# please post pics of mildly modded sentras



## angryface (Oct 14, 2003)

I am picking up a black sentra shortly and would like to see what some of you have done without going overboard


----------



## B11sleeper (Oct 15, 2003)

what year is the one you are getting?


----------



## angryface (Oct 14, 2003)

its a black 94 So its a B13


----------



## Felonious Cat Stalker (May 1, 2002)

Look through Member's rides, there's lots of pics of various Sentras there.


----------



## angryface (Oct 14, 2003)

yeah there are some on there. I saw a really nice lowered red one with gunmetal rims and silver lips on the highway the other day that got me thinking


----------



## Nitelife (Jul 24, 2003)

angry,

Ahh...so you got rid of the red xe and got a black ser?
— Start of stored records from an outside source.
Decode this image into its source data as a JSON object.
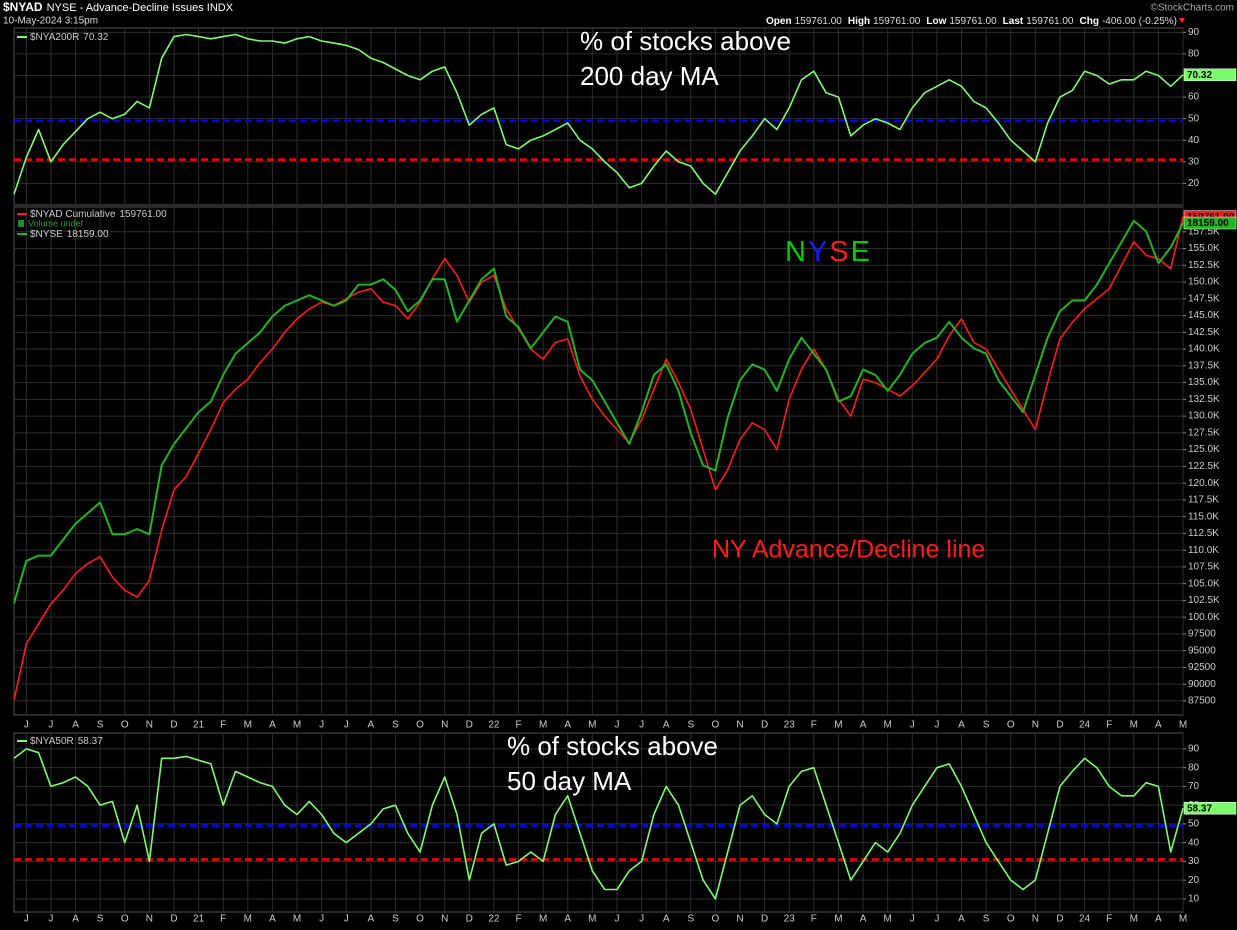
{
  "header": {
    "symbol": "$NYAD",
    "description": "NYSE - Advance-Decline Issues INDX",
    "date": "10-May-2024 3:15pm",
    "source": "©StockCharts.com",
    "quote": [
      {
        "label": "Open",
        "value": "159761.00"
      },
      {
        "label": "High",
        "value": "159761.00"
      },
      {
        "label": "Low",
        "value": "159761.00"
      },
      {
        "label": "Last",
        "value": "159761.00"
      },
      {
        "label": "Chg",
        "value": "-406.00 (-0.25%)"
      }
    ]
  },
  "chart_data": [
    {
      "type": "line",
      "series": [
        {
          "name": "$NYA200R",
          "color": "#7dfc6b",
          "last_value_label": "70.32",
          "values": [
            15,
            32,
            45,
            30,
            38,
            44,
            50,
            53,
            50,
            52,
            58,
            55,
            78,
            88,
            89,
            88,
            87,
            88,
            89,
            87,
            86,
            86,
            85,
            87,
            88,
            86,
            85,
            84,
            82,
            78,
            76,
            73,
            70,
            68,
            72,
            74,
            62,
            47,
            52,
            55,
            38,
            36,
            40,
            42,
            45,
            48,
            40,
            36,
            30,
            25,
            18,
            20,
            28,
            35,
            30,
            28,
            20,
            15,
            25,
            35,
            42,
            50,
            45,
            55,
            68,
            72,
            62,
            60,
            42,
            47,
            50,
            48,
            45,
            55,
            62,
            65,
            68,
            65,
            58,
            55,
            48,
            40,
            35,
            30,
            48,
            60,
            63,
            72,
            70,
            66,
            68,
            68,
            72,
            70,
            65,
            70.32
          ]
        }
      ],
      "ylim": [
        10,
        92
      ],
      "yticks": [
        20,
        30,
        40,
        50,
        60,
        70,
        80,
        90
      ],
      "grid": true,
      "reference_lines": [
        {
          "value": 49,
          "color": "#0000ff"
        },
        {
          "value": 31,
          "color": "#ff0000"
        }
      ],
      "annotations": [
        {
          "lines": [
            "% of stocks above",
            "200 day MA"
          ],
          "color": "#ffffff"
        }
      ]
    },
    {
      "type": "line",
      "categories": [
        null,
        "J",
        null,
        "J",
        null,
        "A",
        null,
        "S",
        null,
        "O",
        null,
        "N",
        null,
        "D",
        null,
        "21",
        null,
        "F",
        null,
        "M",
        null,
        "A",
        null,
        "M",
        null,
        "J",
        null,
        "J",
        null,
        "A",
        null,
        "S",
        null,
        "O",
        null,
        "N",
        null,
        "D",
        null,
        "22",
        null,
        "F",
        null,
        "M",
        null,
        "A",
        null,
        "M",
        null,
        "J",
        null,
        "J",
        null,
        "A",
        null,
        "S",
        null,
        "O",
        null,
        "N",
        null,
        "D",
        null,
        "23",
        null,
        "F",
        null,
        "M",
        null,
        "A",
        null,
        "M",
        null,
        "J",
        null,
        "J",
        null,
        "A",
        null,
        "S",
        null,
        "O",
        null,
        "N",
        null,
        "D",
        null,
        "24",
        null,
        "F",
        null,
        "M",
        null,
        "A",
        null,
        "M"
      ],
      "series": [
        {
          "name": "$NYAD Cumulative",
          "color": "#ff1a1a",
          "last_value_label": "159761.00",
          "values": [
            87600,
            96000,
            99000,
            102000,
            104000,
            106500,
            108000,
            109000,
            106000,
            104000,
            103000,
            105500,
            113000,
            119000,
            121000,
            124500,
            128000,
            132000,
            134000,
            135500,
            138000,
            140000,
            142500,
            144500,
            146000,
            147000,
            146500,
            147500,
            148500,
            149000,
            147000,
            146500,
            144500,
            147000,
            150500,
            153500,
            151000,
            147000,
            150000,
            151000,
            146000,
            143000,
            140000,
            138500,
            141000,
            141500,
            136000,
            132500,
            130000,
            128000,
            126000,
            129500,
            134000,
            138500,
            135000,
            131000,
            125000,
            119000,
            122000,
            126500,
            129000,
            128000,
            125000,
            132500,
            137000,
            140000,
            137000,
            132500,
            130000,
            135500,
            135000,
            134000,
            133000,
            134500,
            136500,
            138500,
            142000,
            144500,
            141000,
            140000,
            137000,
            134000,
            131000,
            128000,
            135000,
            141500,
            144000,
            146000,
            147500,
            149000,
            152500,
            156000,
            154000,
            153500,
            152000,
            159761
          ]
        },
        {
          "name": "$NYSE",
          "color": "#22b422",
          "axis": "y2",
          "last_value_label": "18159.00",
          "values": [
            11000,
            11800,
            11900,
            11900,
            12200,
            12500,
            12700,
            12900,
            12300,
            12300,
            12400,
            12300,
            13600,
            14000,
            14300,
            14600,
            14800,
            15300,
            15700,
            15900,
            16100,
            16400,
            16600,
            16700,
            16800,
            16700,
            16600,
            16700,
            17000,
            17000,
            17100,
            16900,
            16500,
            16700,
            17100,
            17100,
            16300,
            16700,
            17100,
            17300,
            16400,
            16200,
            15800,
            16100,
            16400,
            16300,
            15400,
            15200,
            14800,
            14400,
            14000,
            14600,
            15300,
            15500,
            15000,
            14200,
            13600,
            13500,
            14500,
            15200,
            15500,
            15400,
            15000,
            15600,
            16000,
            15700,
            15400,
            14800,
            14900,
            15400,
            15300,
            15000,
            15300,
            15700,
            15900,
            16000,
            16300,
            16000,
            15800,
            15700,
            15200,
            14900,
            14600,
            15300,
            16000,
            16500,
            16700,
            16700,
            17000,
            17400,
            17800,
            18200,
            18000,
            17400,
            17700,
            18159
          ]
        }
      ],
      "volume_label": "Volume undef",
      "ylim": [
        85400,
        161200
      ],
      "yticks": [
        87500,
        90000,
        92500,
        95000,
        97500,
        {
          "value": 100000,
          "label": "100.0K"
        },
        {
          "value": 102500,
          "label": "102.5K"
        },
        {
          "value": 105000,
          "label": "105.0K"
        },
        {
          "value": 107500,
          "label": "107.5K"
        },
        {
          "value": 110000,
          "label": "110.0K"
        },
        {
          "value": 112500,
          "label": "112.5K"
        },
        {
          "value": 115000,
          "label": "115.0K"
        },
        {
          "value": 117500,
          "label": "117.5K"
        },
        {
          "value": 120000,
          "label": "120.0K"
        },
        {
          "value": 122500,
          "label": "122.5K"
        },
        {
          "value": 125000,
          "label": "125.0K"
        },
        {
          "value": 127500,
          "label": "127.5K"
        },
        {
          "value": 130000,
          "label": "130.0K"
        },
        {
          "value": 132500,
          "label": "132.5K"
        },
        {
          "value": 135000,
          "label": "135.0K"
        },
        {
          "value": 137500,
          "label": "137.5K"
        },
        {
          "value": 140000,
          "label": "140.0K"
        },
        {
          "value": 142500,
          "label": "142.5K"
        },
        {
          "value": 145000,
          "label": "145.0K"
        },
        {
          "value": 147500,
          "label": "147.5K"
        },
        {
          "value": 150000,
          "label": "150.0K"
        },
        {
          "value": 152500,
          "label": "152.5K"
        },
        {
          "value": 155000,
          "label": "155.0K"
        },
        {
          "value": 157500,
          "label": "157.5K"
        }
      ],
      "y2lim": [
        8900,
        18460
      ],
      "grid": true,
      "annotations": [
        {
          "parts": [
            {
              "text": "N",
              "color": "#00d000"
            },
            {
              "text": "Y",
              "color": "#1a1aff"
            },
            {
              "text": "S",
              "color": "#ff1a1a"
            },
            {
              "text": "E",
              "color": "#00d000"
            }
          ]
        },
        {
          "lines": [
            "NY Advance/Decline line"
          ],
          "color": "#ff1a1a"
        }
      ]
    },
    {
      "type": "line",
      "categories": [
        null,
        "J",
        null,
        "J",
        null,
        "A",
        null,
        "S",
        null,
        "O",
        null,
        "N",
        null,
        "D",
        null,
        "21",
        null,
        "F",
        null,
        "M",
        null,
        "A",
        null,
        "M",
        null,
        "J",
        null,
        "J",
        null,
        "A",
        null,
        "S",
        null,
        "O",
        null,
        "N",
        null,
        "D",
        null,
        "22",
        null,
        "F",
        null,
        "M",
        null,
        "A",
        null,
        "M",
        null,
        "J",
        null,
        "J",
        null,
        "A",
        null,
        "S",
        null,
        "O",
        null,
        "N",
        null,
        "D",
        null,
        "23",
        null,
        "F",
        null,
        "M",
        null,
        "A",
        null,
        "M",
        null,
        "J",
        null,
        "J",
        null,
        "A",
        null,
        "S",
        null,
        "O",
        null,
        "N",
        null,
        "D",
        null,
        "24",
        null,
        "F",
        null,
        "M",
        null,
        "A",
        null,
        "M"
      ],
      "series": [
        {
          "name": "$NYA50R",
          "color": "#7dfc6b",
          "last_value_label": "58.37",
          "values": [
            85,
            90,
            88,
            70,
            72,
            75,
            70,
            60,
            62,
            40,
            60,
            30,
            85,
            85,
            86,
            84,
            82,
            60,
            78,
            75,
            72,
            70,
            60,
            55,
            62,
            55,
            45,
            40,
            45,
            50,
            58,
            60,
            45,
            35,
            60,
            75,
            55,
            20,
            45,
            50,
            28,
            30,
            35,
            30,
            55,
            65,
            45,
            25,
            15,
            15,
            25,
            30,
            55,
            70,
            60,
            40,
            20,
            10,
            35,
            60,
            65,
            55,
            50,
            70,
            78,
            80,
            60,
            40,
            20,
            30,
            40,
            35,
            45,
            60,
            70,
            80,
            82,
            70,
            55,
            40,
            30,
            20,
            15,
            20,
            45,
            70,
            78,
            85,
            80,
            70,
            65,
            65,
            72,
            70,
            35,
            58.37
          ]
        }
      ],
      "ylim": [
        3,
        98.5
      ],
      "yticks": [
        10,
        20,
        30,
        40,
        50,
        60,
        70,
        80,
        90
      ],
      "grid": true,
      "reference_lines": [
        {
          "value": 49,
          "color": "#0000ff"
        },
        {
          "value": 31,
          "color": "#ff0000"
        }
      ],
      "annotations": [
        {
          "lines": [
            "% of stocks above",
            "50 day MA"
          ],
          "color": "#ffffff"
        }
      ]
    }
  ]
}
Did you pick up that black SER I saw for sale (autotrader) in west chester? 

Good luck with the car.


----------



## 2SR20DE (May 17, 2003)

angryface said:


> I am picking up a black sentra shortly and would like to see what some of you have done without going overboard



http://www.nissanforums.com/showthread.php?t=41462&highlight=wheels+track


----------



## Nuskool (Jan 5, 2004)

check out cardomain.com they have alot of sentras and 200sx


----------



## angryface (Oct 14, 2003)

I just thought some of you would like to show me your cars.. :fluffy:


----------



## atomicbomberman (Jul 6, 2002)

angryface said:


> I just thought some of you would like to show me your cars.. :fluffy:


Here is my car, it's not lowered tho, I prefer to save up money and do it right.


----------



## NotAnotherHonda (Aug 7, 2003)

this might get more attention if it was in cosmetics section


----------



## NismoXR (May 1, 2002)

you might want to check out this link
http://www.sr20forum.com/showthread.php?t=64304&page=1&pp=20


----------



## 92sentra (Dec 31, 2003)

NismoXR said:


> you might want to check out this link
> http://www.sr20forum.com/showthread.php?t=64304&page=1&pp=20


I am loving the front bumper on that 1st picture of the black '92 b13! Very cool, but not too low as to be scraping the ground. I can't beleive how low I see some cars around here, and with the bad weather and all, not very smart. I know it's fun to build cars and make it unique, but I can never understand why some kids put $10-15k into an old Jap import, when for the same $ you could buy a Brand new SER. I guess I am just getting old!


----------



## sno (Oct 4, 2002)

here's mine: 









front exterioir mods include:
custom grill
clear bumper markers
mazda 626 front lip


----------



## samo (Apr 30, 2002)

This is what I used to have:

http://www.nissanperformancemag.com/september02/samo/


----------



## maxxx (Jan 27, 2004)

This is my sentra!!!
January 6 2004 photoshot!!!!






























Red tinted back light
Custom front grill
eurolite blue headlights bulbs
APC superwhite corners lights
Window tint: back glasses 80%
front glasses 50%
windshield 50% 
windshiel banner 80%
Black tinted bumper markers

Next mods: 14" or 15" rims
DROP


----------



## NotAnotherHonda (Aug 7, 2003)

is that your winter beater or your all around car...im asking because i heard its real bad to drive your good car in the snow...hell, im in florida, so i dunno


----------



## maxxx (Jan 27, 2004)

NotAnotherHonda: It's my all around car!!! There a lot of snow here in Quebec!! Today, It was very cold outside... about -24 Celcius ( -37 with the wind factor)
I went to Florida 8 times when I was young ( Ft Lauderdale,Dania,Miami,Hollywood etc...)


----------



## HATEnFATE (Dec 24, 2002)

Mine isn't anything special but black and white look good together.
Driving in the snow can get to your rocker panels...hey look..it's up PAST my rocker panels.....it can rust them out pretty bad......


----------



## sno (Oct 4, 2002)

HATEnFATE said:


> black and white look good together.


i agree :thumbup:


----------



## OPIUM (Aug 18, 2002)

here is my old sentra that I no longer own:


----------



## angryface (Oct 14, 2003)

OPIUM said:


> here is my old sentra that I no longer own:



Awesome, keep them coming!!


----------